Karen Mackenzie
Northern News Services
Published Monday, August 20, 2007
CAMBRIDGE BAY - The Hamlet of Cambridge Bay is looking for new ways to protect the remains of a historic three-masted schooner that has lain dormant in its waters since sinking in 1930.
The Baymaud, commonly known as the Maud and built for explorer Roald Amundsen in Norway in 1917, has long been a considered a cultural landmark by the community.

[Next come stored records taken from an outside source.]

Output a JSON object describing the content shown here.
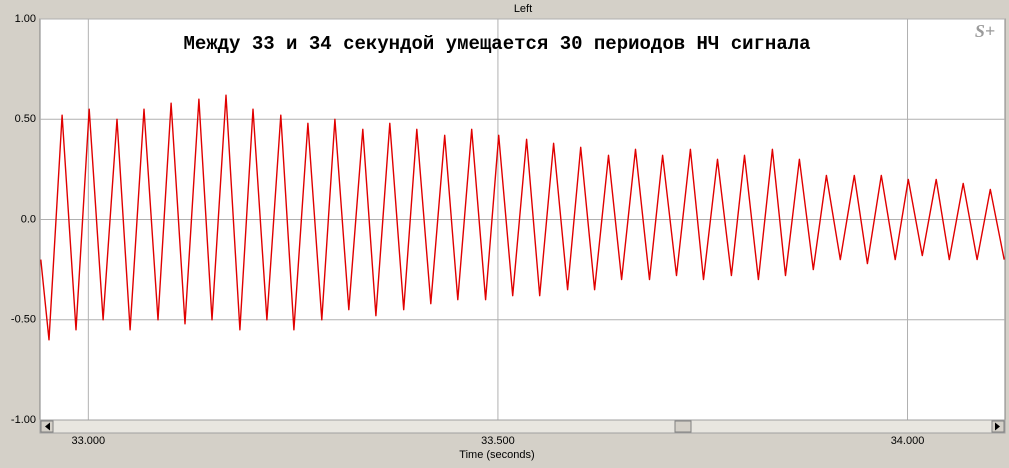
{
  "chart_data": {
    "type": "line",
    "title": "Left",
    "annotations": [
      "Между 33 и 34 секундой умещается 30 периодов НЧ сигнала",
      "S+"
    ],
    "x_label": "Time (seconds)",
    "color": "#e00000",
    "grid": true,
    "xlim": [
      32.941,
      34.119
    ],
    "ylim": [
      -1,
      1
    ],
    "xticks": [
      {
        "value": 33,
        "label": "33.000"
      },
      {
        "value": 33.5,
        "label": "33.500"
      },
      {
        "value": 34,
        "label": "34.000"
      }
    ],
    "yticks": [
      {
        "value": 1,
        "label": "1.00"
      },
      {
        "value": 0.5,
        "label": "0.50"
      },
      {
        "value": 0,
        "label": "0.0"
      },
      {
        "value": -0.5,
        "label": "-0.50"
      },
      {
        "value": -1,
        "label": "-1.00"
      }
    ],
    "x": [
      32.942,
      32.952,
      32.968,
      32.985,
      33.001,
      33.018,
      33.035,
      33.051,
      33.068,
      33.085,
      33.101,
      33.118,
      33.135,
      33.151,
      33.168,
      33.185,
      33.201,
      33.218,
      33.235,
      33.251,
      33.268,
      33.285,
      33.301,
      33.318,
      33.335,
      33.351,
      33.368,
      33.385,
      33.401,
      33.418,
      33.435,
      33.451,
      33.468,
      33.485,
      33.501,
      33.518,
      33.535,
      33.551,
      33.568,
      33.585,
      33.601,
      33.618,
      33.635,
      33.651,
      33.668,
      33.685,
      33.701,
      33.718,
      33.735,
      33.751,
      33.768,
      33.785,
      33.801,
      33.818,
      33.835,
      33.851,
      33.868,
      33.885,
      33.901,
      33.918,
      33.935,
      33.951,
      33.968,
      33.985,
      34.001,
      34.018,
      34.035,
      34.051,
      34.068,
      34.085,
      34.101,
      34.118
    ],
    "values": [
      -0.2,
      -0.6,
      0.52,
      -0.55,
      0.55,
      -0.5,
      0.5,
      -0.55,
      0.55,
      -0.5,
      0.58,
      -0.52,
      0.6,
      -0.5,
      0.62,
      -0.55,
      0.55,
      -0.5,
      0.52,
      -0.55,
      0.48,
      -0.5,
      0.5,
      -0.45,
      0.45,
      -0.48,
      0.48,
      -0.45,
      0.45,
      -0.42,
      0.42,
      -0.4,
      0.45,
      -0.4,
      0.42,
      -0.38,
      0.4,
      -0.38,
      0.38,
      -0.35,
      0.36,
      -0.35,
      0.32,
      -0.3,
      0.35,
      -0.3,
      0.32,
      -0.28,
      0.35,
      -0.3,
      0.3,
      -0.28,
      0.32,
      -0.3,
      0.35,
      -0.28,
      0.3,
      -0.25,
      0.22,
      -0.2,
      0.22,
      -0.22,
      0.22,
      -0.2,
      0.2,
      -0.18,
      0.2,
      -0.2,
      0.18,
      -0.2,
      0.15,
      -0.2
    ]
  }
}
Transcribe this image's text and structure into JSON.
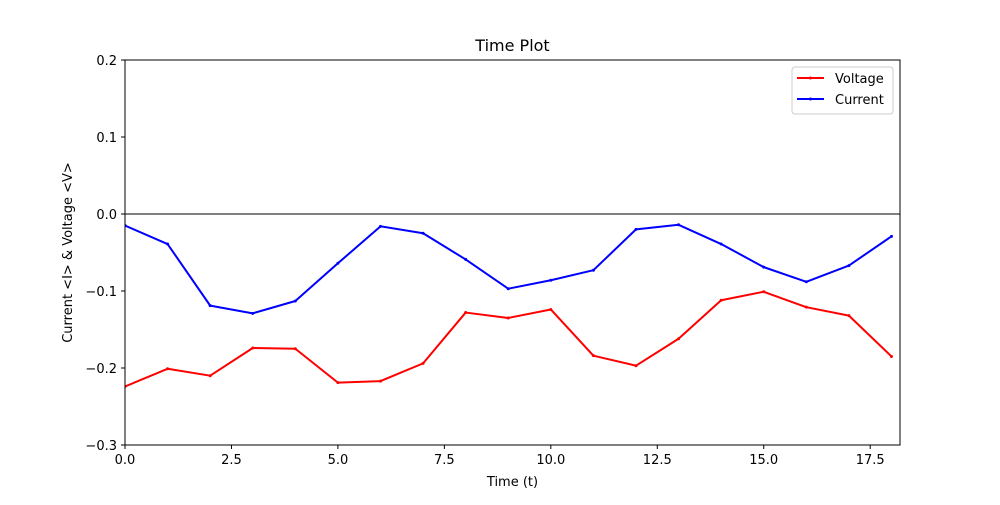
{
  "chart_data": {
    "type": "line",
    "title": "Time Plot",
    "xlabel": "Time (t)",
    "ylabel": "Current <I> & Voltage <V>",
    "xlim": [
      0,
      18.2
    ],
    "ylim": [
      -0.3,
      0.2
    ],
    "x_ticks": [
      0.0,
      2.5,
      5.0,
      7.5,
      10.0,
      12.5,
      15.0,
      17.5
    ],
    "x_tick_labels": [
      "0.0",
      "2.5",
      "5.0",
      "7.5",
      "10.0",
      "12.5",
      "15.0",
      "17.5"
    ],
    "y_ticks": [
      -0.3,
      -0.2,
      -0.1,
      0.0,
      0.1,
      0.2
    ],
    "y_tick_labels": [
      "−0.3",
      "−0.2",
      "−0.1",
      "0.0",
      "0.1",
      "0.2"
    ],
    "zero_line": true,
    "grid": false,
    "legend_position": "top-right",
    "x": [
      0,
      1,
      2,
      3,
      4,
      5,
      6,
      7,
      8,
      9,
      10,
      11,
      12,
      13,
      14,
      15,
      16,
      17,
      18
    ],
    "series": [
      {
        "name": "Voltage",
        "color": "#ff0000",
        "values": [
          -0.224,
          -0.201,
          -0.21,
          -0.174,
          -0.175,
          -0.219,
          -0.217,
          -0.194,
          -0.128,
          -0.135,
          -0.124,
          -0.184,
          -0.197,
          -0.162,
          -0.112,
          -0.101,
          -0.121,
          -0.132,
          -0.185
        ]
      },
      {
        "name": "Current",
        "color": "#0000ff",
        "values": [
          -0.015,
          -0.039,
          -0.119,
          -0.129,
          -0.113,
          -0.064,
          -0.016,
          -0.025,
          -0.059,
          -0.097,
          -0.086,
          -0.073,
          -0.02,
          -0.014,
          -0.039,
          -0.069,
          -0.088,
          -0.067,
          -0.029
        ]
      }
    ]
  }
}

Residents of Cambridge Bay would like to protect these remains of a historic three-masted schooner, the Baymaud, which sank outside the community in 1930. -
photo courtesy of Vicki Aitaok |
"It's something like a piece of history, and it's also something here that can link us to the past," said Steve Anavilok, who has lived in the hamlet since 1951. "I remember my mom and dad telling me about the three-masted schooner bringing in supplies for the Hudson's Bay Company, supplying their trading camps."
Over the years, much of the boat has been scavenged for building material.
"The first time I saw that ship was in 1951. Most of the structure was still up, but the masts were gone. It was almost intact, the ship part," said Anavilok, who has a tent on the shore by the boat. "Throughout the years people had been taking one piece of wood here, one piece of wood there, and now it's almost sinking."
Now the hamlet hopes to enhance protection of the ship through national heritage designation, according to Vicki Aitaok, a hamlet councillor who also works at the local visitor's centre.
Everything is currently "in limbo" until the next sitting of hamlet council, but they would like to see the ship remain in place, she said.
"The Maud is a historic ship which had a purpose in Cambridge Bay. It served the residents and it served Hudson's Bay Company," Aitaok said. "And, from a tourism standpoint, it's an international symbol that places us in history that other people can relate to."
But while residents value its presence, the hamlet does not own the vessel. In 1990, a town in Norway bought the ship from HBC. Although its new owners intended to raise and return her to the country where she was built, the plan never went through, and their last cultural properties export permit expired in 1995.
More recently the hamlet was approached by Norwegian company Aker Kvaerner, which hoped to dive the Maud and retrieve a winch, which it manufactures.
They were unable this year to get the proper permits to dive the site, which is protected by Nunavut Archaeological and Palaeontological Sites regulations.
As a designated archeological site, no one can investigate or remove anything without the consent of the Government of Nunavut and the Inuit Heritage Trust.
More than a tourism destination, the vessel is a symbol of "the last phase of the age of exploration," said Robert Grenier, chief underwater archeologist for Parks Canada.
Grenier visited Cambridge Bay last week, at the request of the Department of Culture.
"This ship was a witness to a lot of things," he said. "A lot of people don't realize how a ship like this can publicize the early claim of Canada to the North."
Amundsen, the first explorer to navigate the Northwest Passage, personally designed the ship with a hull shaped to ride up on the ice rather than be crushed. The Maud was the second vessel to navigate the Northeast passage, although later attempts to reach the North Pole failed.
The ship was seized by Seattle creditors and sold to Hudson's Bay Company in a 1926 auction. It sailed to Cambridge Bay and was used as a floating radio station, where it broadcast the first winter radio reports to the Arctic coast, according to an archeological report by the Prince of Wales Northern Heritage Centre in 1996.
The ship sank in 1930, where it has remained since.
"A lot of people grew up on the other side of town, just next to the Maud, and it's very important to them," said Michelle Gillis, the hamlet's mayor. "We know it's in a very, very fragile condition in the water right now."